The union said if management was committed, there would be no strike action at UB and that the “no work no pay rule” would not have been implemented as a way of easing industrial relations.

The statement says the VC’s appeal to the student community to remain calm is also not backed by any concrete measures as to what the University is doing to avert any disruption to teaching and learning. The failure to provide such measures is yet another indication of the cavalier attitude of management towards resolving issues.

“Discerning as our students are, they will discover that management has in fact acceded to a strike rule that will have serious implications on the teaching and learning. Strike rule number 10 is “no pay no work” which means staff will not do work for which their salaries were deducted,” the unions said. 
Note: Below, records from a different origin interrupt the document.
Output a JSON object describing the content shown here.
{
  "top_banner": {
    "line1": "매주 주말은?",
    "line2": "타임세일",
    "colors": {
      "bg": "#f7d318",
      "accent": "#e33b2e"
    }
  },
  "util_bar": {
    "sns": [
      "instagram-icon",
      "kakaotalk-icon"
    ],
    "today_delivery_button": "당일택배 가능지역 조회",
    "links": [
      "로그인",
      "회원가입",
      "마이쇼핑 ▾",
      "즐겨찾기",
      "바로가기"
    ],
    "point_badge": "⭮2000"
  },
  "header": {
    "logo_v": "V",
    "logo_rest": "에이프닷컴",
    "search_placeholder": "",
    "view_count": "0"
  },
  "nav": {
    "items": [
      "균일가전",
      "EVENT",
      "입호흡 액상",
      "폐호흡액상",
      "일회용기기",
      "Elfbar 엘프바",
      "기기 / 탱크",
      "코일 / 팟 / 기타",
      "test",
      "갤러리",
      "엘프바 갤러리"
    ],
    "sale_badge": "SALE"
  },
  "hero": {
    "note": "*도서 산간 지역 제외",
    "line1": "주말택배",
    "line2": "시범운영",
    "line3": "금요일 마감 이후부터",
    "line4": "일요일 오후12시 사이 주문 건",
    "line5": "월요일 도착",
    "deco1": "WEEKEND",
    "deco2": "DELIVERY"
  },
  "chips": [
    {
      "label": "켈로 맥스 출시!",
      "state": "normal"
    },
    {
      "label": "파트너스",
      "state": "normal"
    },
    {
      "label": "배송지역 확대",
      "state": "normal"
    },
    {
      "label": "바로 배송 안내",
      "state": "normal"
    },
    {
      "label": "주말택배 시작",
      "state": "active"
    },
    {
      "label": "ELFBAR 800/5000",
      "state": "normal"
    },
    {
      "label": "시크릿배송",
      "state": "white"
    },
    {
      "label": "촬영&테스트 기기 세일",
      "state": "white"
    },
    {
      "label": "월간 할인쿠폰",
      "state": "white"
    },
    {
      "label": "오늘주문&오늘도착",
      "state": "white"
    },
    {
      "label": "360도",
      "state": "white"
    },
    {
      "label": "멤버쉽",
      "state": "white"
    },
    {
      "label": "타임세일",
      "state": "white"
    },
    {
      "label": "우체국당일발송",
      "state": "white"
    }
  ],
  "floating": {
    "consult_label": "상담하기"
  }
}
“Given that the strike will be intermittent and management’s intransigence, curriculum coverage for this semester will be compromised with the possibility of no examinations taking place at the end of the semester,” unions said. They said as a result of completing students will not graduate this year and UB stands to suffer reputational damage. “Like the VC, we also appeal to students and the public to remain calm and promise them nothing short of a peaceful and lawful execution of our strike action. We assure them of our commitment to the institution and public service,” said the union.  They added that; “our work environment is the students’ learning environment and that the two are inseparable. A compromise to one is a compromise to both. Our own policy, rightly titled Learning and Teaching Policy bears testimony to this.”